Submitted to: Texas Plant Protection Conference Program
Publication Type: Proceedings
Publication Acceptance Date: 12/11/2013
Publication Date: 12/11/2013
Citation: Brewer, M.J., Way, M.O., Armstrong, J.S., Biles, S.P., Sekula, D., Swart, J.S., Crumley, C.R., Knutson, A.E., Villanueva, R.T., Parker, R.D., Odvody, G.N., Ragsdale, D.W. 2013. Outbreak of sorghum/sugarcane aphid on sorghum: First detections, distribution, and notes on management. 25th Texas Plant Protection Conference Program, December 11-12, 2013, Bryan, TX. 1 p.

Interpretive Summary:

Technical Abstract: An outbreak of an invasive aphid was discovered damaging grain sorghum in Texas and neighboring states in 2013. It may be a new variant of sugarcane aphid, Melanaphis sacchari, that has a high preference for sorghum, or a very closely related species (M. sorghi).
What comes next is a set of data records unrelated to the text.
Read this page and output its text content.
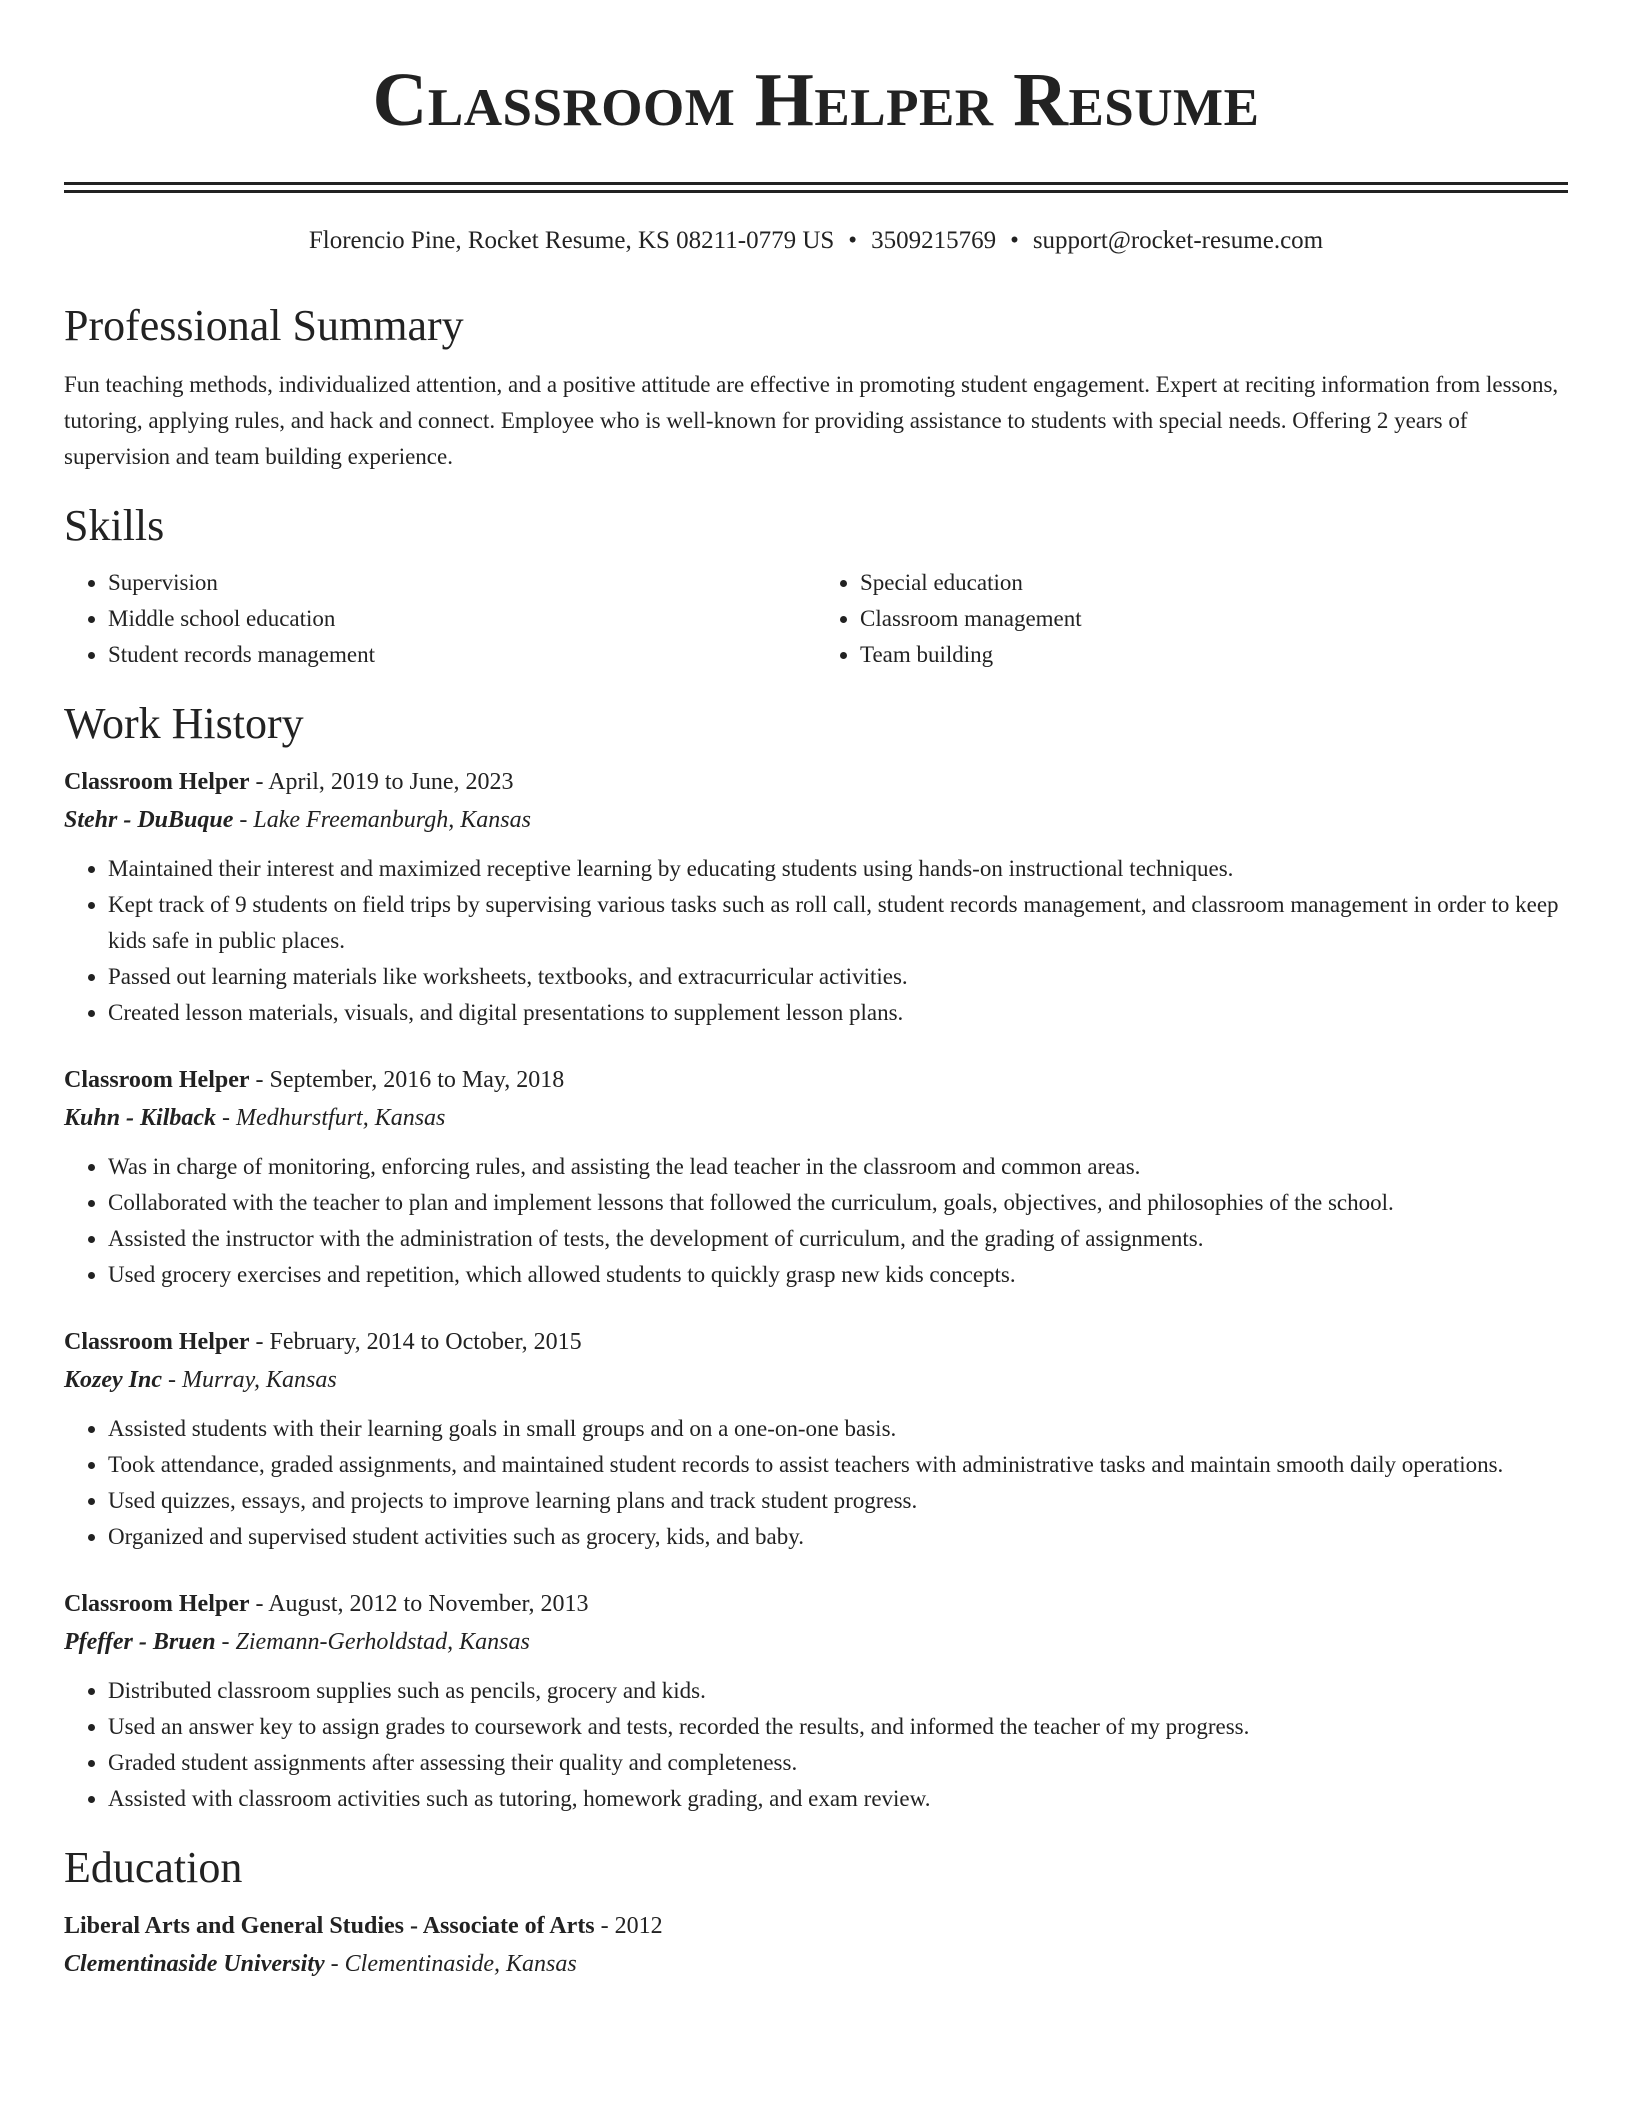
Classroom Helper Resume
Florencio Pine, Rocket Resume, KS 08211-0779 US • 3509215769 • support@rocket-resume.com
Professional Summary
Fun teaching methods, individualized attention, and a positive attitude are effective in promoting student engagement. Expert at reciting information from lessons, tutoring, applying rules, and hack and connect. Employee who is well-known for providing assistance to students with special needs. Offering 2 years of supervision and team building experience.
Skills
• Supervision
• Middle school education
• Student records management
• Special education
• Classroom management
• Team building
Work History
Classroom Helper - April, 2019 to June, 2023
Stehr - DuBuque - Lake Freemanburgh, Kansas
• Maintained their interest and maximized receptive learning by educating students using hands-on instructional techniques.
• Kept track of 9 students on field trips by supervising various tasks such as roll call, student records management, and classroom management in order to keep kids safe in public places.
• Passed out learning materials like worksheets, textbooks, and extracurricular activities.
• Created lesson materials, visuals, and digital presentations to supplement lesson plans.
Classroom Helper - September, 2016 to May, 2018
Kuhn - Kilback - Medhurstfurt, Kansas
• Was in charge of monitoring, enforcing rules, and assisting the lead teacher in the classroom and common areas.
• Collaborated with the teacher to plan and implement lessons that followed the curriculum, goals, objectives, and philosophies of the school.
• Assisted the instructor with the administration of tests, the development of curriculum, and the grading of assignments.
• Used grocery exercises and repetition, which allowed students to quickly grasp new kids concepts.
Classroom Helper - February, 2014 to October, 2015
Kozey Inc - Murray, Kansas
• Assisted students with their learning goals in small groups and on a one-on-one basis.
• Took attendance, graded assignments, and maintained student records to assist teachers with administrative tasks and maintain smooth daily operations.
• Used quizzes, essays, and projects to improve learning plans and track student progress.
• Organized and supervised student activities such as grocery, kids, and baby.
Classroom Helper - August, 2012 to November, 2013
Pfeffer - Bruen - Ziemann-Gerholdstad, Kansas
• Distributed classroom supplies such as pencils, grocery and kids.
• Used an answer key to assign grades to coursework and tests, recorded the results, and informed the teacher of my progress.
• Graded student assignments after assessing their quality and completeness.
• Assisted with classroom activities such as tutoring, homework grading, and exam review.
Education
Liberal Arts and General Studies - Associate of Arts - 2012
Clementinaside University - Clementinaside, Kansas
We designate it sorghum/sugarcane aphid here (SA). The 2013 outbreak caused severe damage, with producers and crop consultants estimating 25-50% yield loss and total yield loss in some unprotected fields. Infestations were initially observed after sorghum heads were developing, but likely began infesting the crop earlier. Infestations detected were very heavy, often with hundreds of SA per leaf. Leaves became sticky and shiny from honeydew and coated with sooty mold fungus (grows on honeydew) which hampered harvesting operations. Heavy SA populations and honeydew/sooty mold fields were observed in the lower Rio Grande Valley, the Gulf Coast, central Texas Blacklands, and northern counties bordering the Red River, as well as in southern Oklahoma along the Red River and from southwest to northeast Louisiana. Fall populations on remnant sorghum of harvested fields and Johnson grass have been detected in many of these counties, positioning the aphid for possible outbreaks next year. Early insecticide trials have identified early management options, and natural enemies have also been observed feeding on SA.